In [4]:
# import the goodies:
import os
for dirname, _, filenames in os.walk('/kaggle/input'):
    for filename in filenames:
        print(os.path.join(dirname, filename))
import dask
import dask.dataframe as dd
import gc
import subprocess
import pandas as pd
import numpy as np
!pip install meteostat
from meteostat import Point, Daily
import calendar
from datetime import datetime

In [5]:
# we'll import the taxi data inside a function to save memory:
def imports2(year,months_number,sample_part):
    df_list = []
    for el in list((range(1,months_number+1))):
        month = str(el).zfill(2)
        link = 's3://nyc-tlc/trip data/yellow_tripdata_'+str(year)+'-'+month+'.csv'
        df = dd.read_csv(link, dtype={'tolls_amount': 'float64', 'RatecodeID':'float64',
                                                           'trip_distance':'float64','store_and_fwd_flag':'category', 'fare_amount':'float64'}, storage_options={'anon': True, 'use_ssl': False})
        # 1. remove nulls and insanely long trips:
        df = df[~df['payment_type'].isnull()]
        df = df[df['trip_distance']<500]
        # 2. create a pickup date column, modify column dtypes:
        df['pickup_date'] = df['tpep_pickup_datetime'].str[:11]
        df['tpep_pickup_datetime'] = dd.to_datetime(df['tpep_pickup_datetime'])
        df['tpep_dropoff_datetime'] = dd.to_datetime(df['tpep_dropoff_datetime'])
        df['pickup_date'] = dd.to_datetime(df['pickup_date'])
        # 3. lets make sure that the dataframe has only this months days:
        df = df[(df['pickup_date']>=str(year)+'-'+month+'-01') & (df['pickup_date']<=str(year)+'-'+month+'-'+str(calendar.monthrange(year, el)[1]))].copy()
        # 4. now lets sample only some % of the original dataset:
        df = df.sample(frac=sample_part)
        
        #### NEW TRICK CHECK TIMING: ###
        df['trip_length'] = df['tpep_dropoff_datetime'] - df['tpep_pickup_datetime']
        df['trip_length'] = df['trip_length'].astype('timedelta64[m]')
        
#         5. change a few columns to integers to save memory:
        
        integerize = ['passenger_count','VendorID','RatecodeID', 'payment_type']
        for col in integerize:
            df[col] = df[col].astype(int)
            df[col] = dd.to_numeric(df[col])
        # 6. new trick:
        df_list.append(df)
        del df
        gc.collect()
        if len(df_list)>1:
            df_both = dd.concat([df_list[0],df_list[1]], axis=0)          
            del df_list[0]
            del df_list[0]            
            gc.collect()
            df_list.append(df_both)
            del df_both
            gc.collect()
    return df_list[0]

In [6]:
def get_weather(start, end):
    # Create Point for NYC
    location = Point(40.785091,-73.968285)

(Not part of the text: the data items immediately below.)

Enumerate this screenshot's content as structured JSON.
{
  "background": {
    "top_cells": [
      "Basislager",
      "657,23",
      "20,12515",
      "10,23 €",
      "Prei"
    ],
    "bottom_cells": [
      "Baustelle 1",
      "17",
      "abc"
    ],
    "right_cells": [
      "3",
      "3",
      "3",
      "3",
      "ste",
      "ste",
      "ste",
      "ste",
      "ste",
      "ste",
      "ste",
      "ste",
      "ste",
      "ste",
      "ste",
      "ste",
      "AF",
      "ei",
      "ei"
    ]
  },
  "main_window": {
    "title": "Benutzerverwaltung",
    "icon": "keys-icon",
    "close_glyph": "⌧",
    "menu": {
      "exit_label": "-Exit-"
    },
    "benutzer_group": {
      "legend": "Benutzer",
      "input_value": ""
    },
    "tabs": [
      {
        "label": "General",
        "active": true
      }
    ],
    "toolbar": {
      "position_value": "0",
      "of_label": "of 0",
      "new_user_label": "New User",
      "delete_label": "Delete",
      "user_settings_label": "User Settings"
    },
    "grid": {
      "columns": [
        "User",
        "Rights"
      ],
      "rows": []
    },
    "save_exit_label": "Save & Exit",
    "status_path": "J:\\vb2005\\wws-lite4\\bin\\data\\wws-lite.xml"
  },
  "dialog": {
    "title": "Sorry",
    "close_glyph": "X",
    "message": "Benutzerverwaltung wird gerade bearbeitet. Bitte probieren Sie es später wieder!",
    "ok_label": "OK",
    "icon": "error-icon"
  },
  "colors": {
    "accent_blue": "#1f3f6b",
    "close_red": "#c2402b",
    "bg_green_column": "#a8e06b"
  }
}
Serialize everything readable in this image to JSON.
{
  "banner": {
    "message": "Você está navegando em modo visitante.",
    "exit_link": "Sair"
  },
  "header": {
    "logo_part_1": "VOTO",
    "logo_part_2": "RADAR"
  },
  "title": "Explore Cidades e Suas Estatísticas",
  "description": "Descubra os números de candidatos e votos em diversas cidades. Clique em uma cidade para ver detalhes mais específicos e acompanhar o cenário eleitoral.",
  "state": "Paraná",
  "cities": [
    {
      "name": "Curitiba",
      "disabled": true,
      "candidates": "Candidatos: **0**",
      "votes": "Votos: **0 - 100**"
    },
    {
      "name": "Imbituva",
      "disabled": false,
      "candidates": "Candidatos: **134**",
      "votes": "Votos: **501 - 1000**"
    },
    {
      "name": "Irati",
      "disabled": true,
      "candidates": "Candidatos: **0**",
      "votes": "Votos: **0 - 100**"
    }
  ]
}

    # Get daily data for 2018
    data = Daily(location, start, end)
    data = data.fetch()
    data = data.drop(columns=['wpgt','tsun'])
    data['time'] = data.index
    data = data.rename(columns={'time':'pickup_date'})
    data = data.fillna(data.mean())
    return data

In [7]:
def double_import(year, months, sample_size):
    last_day = calendar.monthrange(year, months)[1]
    start = pd.to_datetime(str(year))
    end = pd.to_datetime(str(year)+'-'+str(months)+'-'+ str(last_day))
    df = imports2(year,months,sample_size)
    data = get_weather(start, end)
    df2=df.merge(data, on='pickup_date', how='left') 
    del df
    del data
    gc.collect()
    return df2
# df2 = double_import(year,months, sample_size)    

In [8]:
# removing outliers in the dataset:
def iqring(df, col):
    Q1 = df[col].quantile(0.25)
    Q3 = df[col].quantile(0.75)
    IQR = Q3 - Q1
    df2 = df[~((df[col] < (Q1 - 1.5 * IQR)) |(df[col] > (Q3 + 1.5 * IQR)))]
    return df2


In [9]:
year = 2017
months = 12
sample_size = 0.05

df2 = double_import(year,months, sample_size)    
df3 = iqring(df2, 'total_amount')
del df2
gc.collect()
df3.to_csv('my_first_dask_only'+str(year)+'.csv')
del df3
gc.collect()

In [9]:
year = 2018
months = 12
# sample_size = 0.00001

df2 = double_import(year,months, sample_size)    
df3 = iqring(df2, 'total_amount')
del df2
gc.collect()
df3.to_csv('my_first_dask_only'+str(year)+'.csv')
del df3
gc.collect()